Mr Biden knows an underdeveloped trade policy hampers him, but for the time being, his hands are tied.

As Harvard professor Joseph Nye contends, the US and China are locked in a cooperative rivalry that must be played across military, economic and social dimensions. Maintaining the balance of power in Asia requires improving defense relations with key allies and partners while negotiating trade agreements and advancing solutions to transnational issues like climate change and pandemics.
The greatest challenge is managing all the levels of competition and cooperation at the same time.

Professor Nye wisely sees in the combined military might and economic power of like-minded countries a level of power that far exceeds even the China dream.

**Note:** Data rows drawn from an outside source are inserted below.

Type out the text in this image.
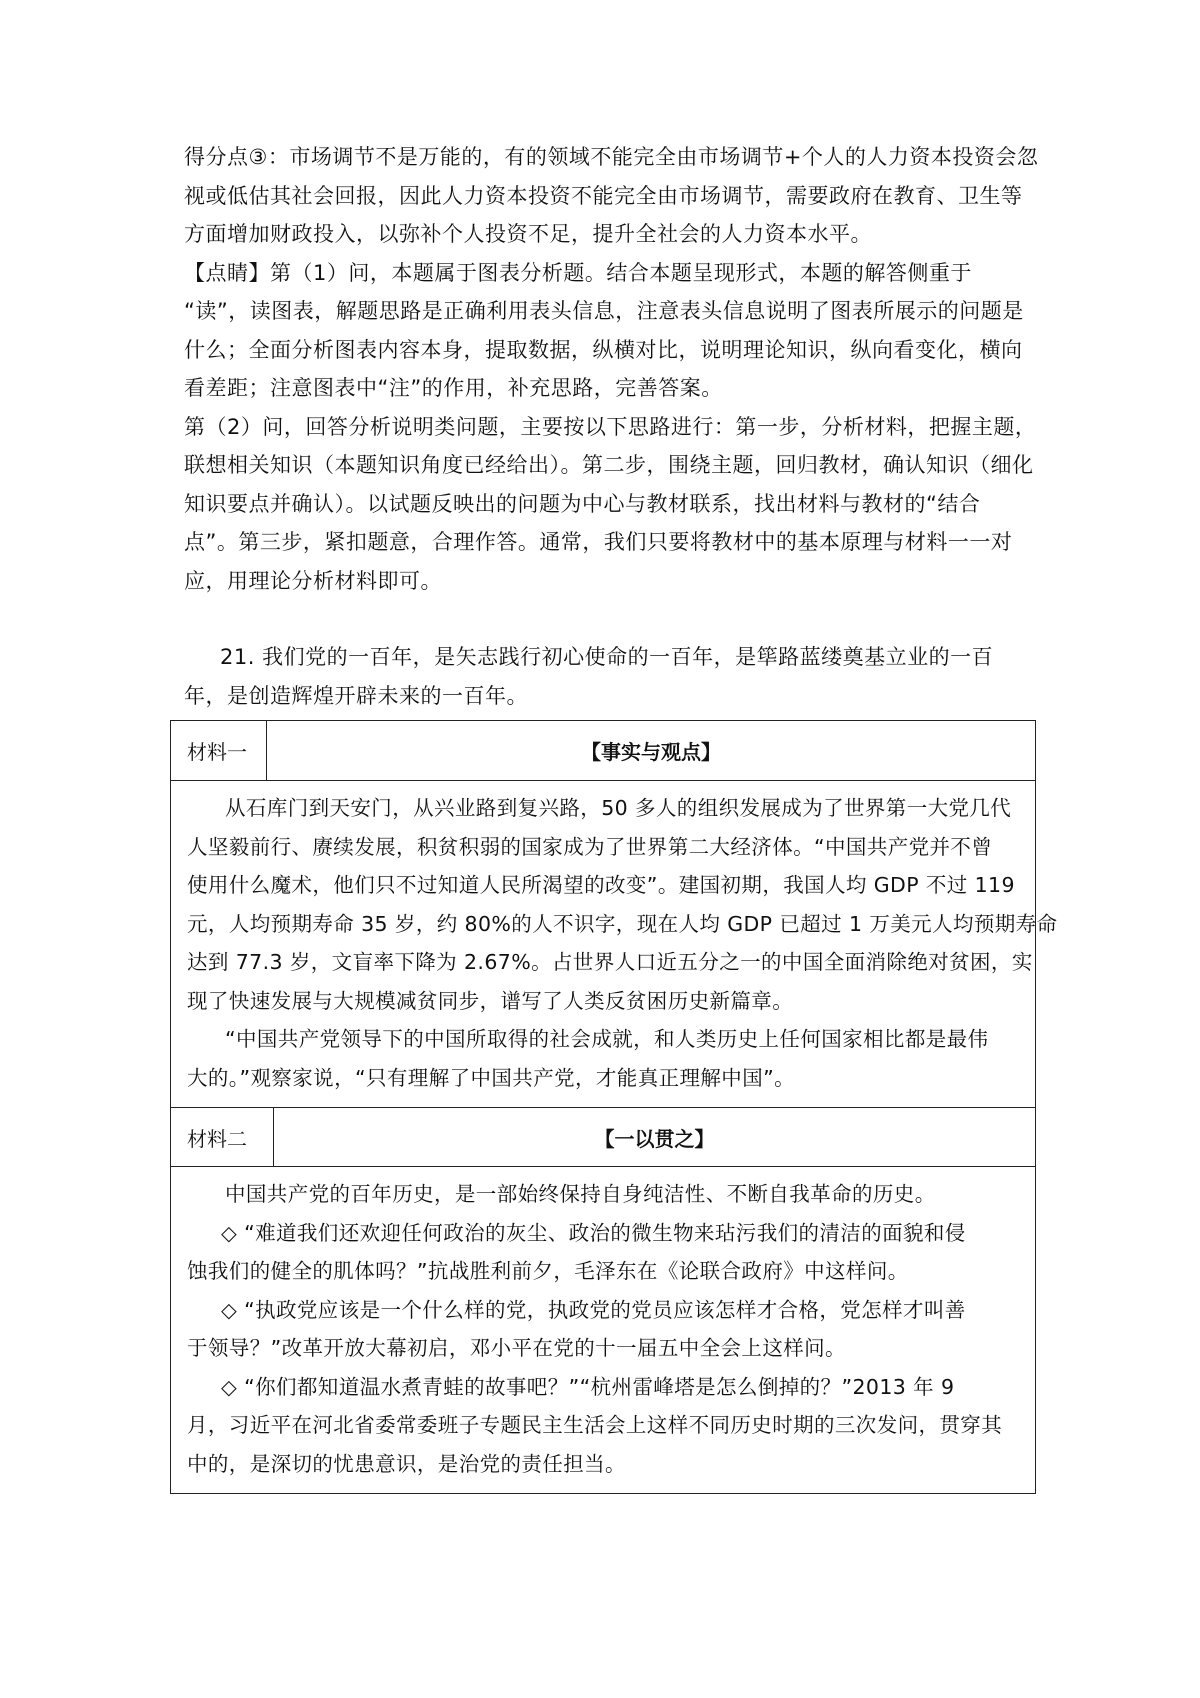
得分点③：市场调节不是万能的，有的领域不能完全由市场调节+个人的人力资本投资会忽
视或低估其社会回报，因此人力资本投资不能完全由市场调节，需要政府在教育、卫生等
方面增加财政投入，以弥补个人投资不足，提升全社会的人力资本水平。
【点睛】第（1）问，本题属于图表分析题。结合本题呈现形式，本题的解答侧重于
“读”，读图表，解题思路是正确利用表头信息，注意表头信息说明了图表所展示的问题是
什么；全面分析图表内容本身，提取数据，纵横对比，说明理论知识，纵向看变化，横向
看差距；注意图表中“注”的作用，补充思路，完善答案。
第（2）问，回答分析说明类问题，主要按以下思路进行：第一步，分析材料，把握主题，
联想相关知识（本题知识角度已经给出）。第二步，围绕主题，回归教材，确认知识（细化
知识要点并确认）。以试题反映出的问题为中心与教材联系，找出材料与教材的“结合
点”。第三步，紧扣题意，合理作答。通常，我们只要将教材中的基本原理与材料一一对
应，用理论分析材料即可。
21. 我们党的一百年，是矢志践行初心使命的一百年，是筚路蓝缕奠基立业的一百
年，是创造辉煌开辟未来的一百年。
材料一	【事实与观点】
从石库门到天安门，从兴业路到复兴路，50 多人的组织发展成为了世界第一大党几代
人坚毅前行、赓续发展，积贫积弱的国家成为了世界第二大经济体。“中国共产党并不曾
使用什么魔术，他们只不过知道人民所渴望的改变”。建国初期，我国人均 GDP 不过 119
元，人均预期寿命 35 岁，约 80%的人不识字，现在人均 GDP 已超过 1 万美元人均预期寿命
达到 77.3 岁，文盲率下降为 2.67%。占世界人口近五分之一的中国全面消除绝对贫困，实
现了快速发展与大规模减贫同步，谱写了人类反贫困历史新篇章。
“中国共产党领导下的中国所取得的社会成就，和人类历史上任何国家相比都是最伟
大的。”观察家说，“只有理解了中国共产党，才能真正理解中国”。
材料二	【一以贯之】
中国共产党的百年历史，是一部始终保持自身纯洁性、不断自我革命的历史。
◇ “难道我们还欢迎任何政治的灰尘、政治的微生物来玷污我们的清洁的面貌和侵
蚀我们的健全的肌体吗？”抗战胜利前夕，毛泽东在《论联合政府》中这样问。
◇ “执政党应该是一个什么样的党，执政党的党员应该怎样才合格，党怎样才叫善
于领导？”改革开放大幕初启，邓小平在党的十一届五中全会上这样问。
◇ “你们都知道温水煮青蛙的故事吧？”“杭州雷峰塔是怎么倒掉的？”2013 年 9
月，习近平在河北省委常委班子专题民主生活会上这样不同历史时期的三次发问，贯穿其
中的，是深切的忧患意识，是治党的责任担当。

But as Dr. Henry Kissinger pointed out in Nuclear Weapons and Foreign Policy, published the same year Moscow launched its Sputnik satellite into orbit in 1957: “The mere assembling of overwhelming power is meaningless if it cannot be brought to bear on the issues actually in dispute.”

Therein lies a crucial problem. Can the US mobilize others not to buckle when Beijing turns up the pilot light on military contingencies, and will the sum of US allies and partners amount to more than the parts? Unless the answer to those questions is yes, the firewall protecting against more extreme coercion and aggression risks being breached.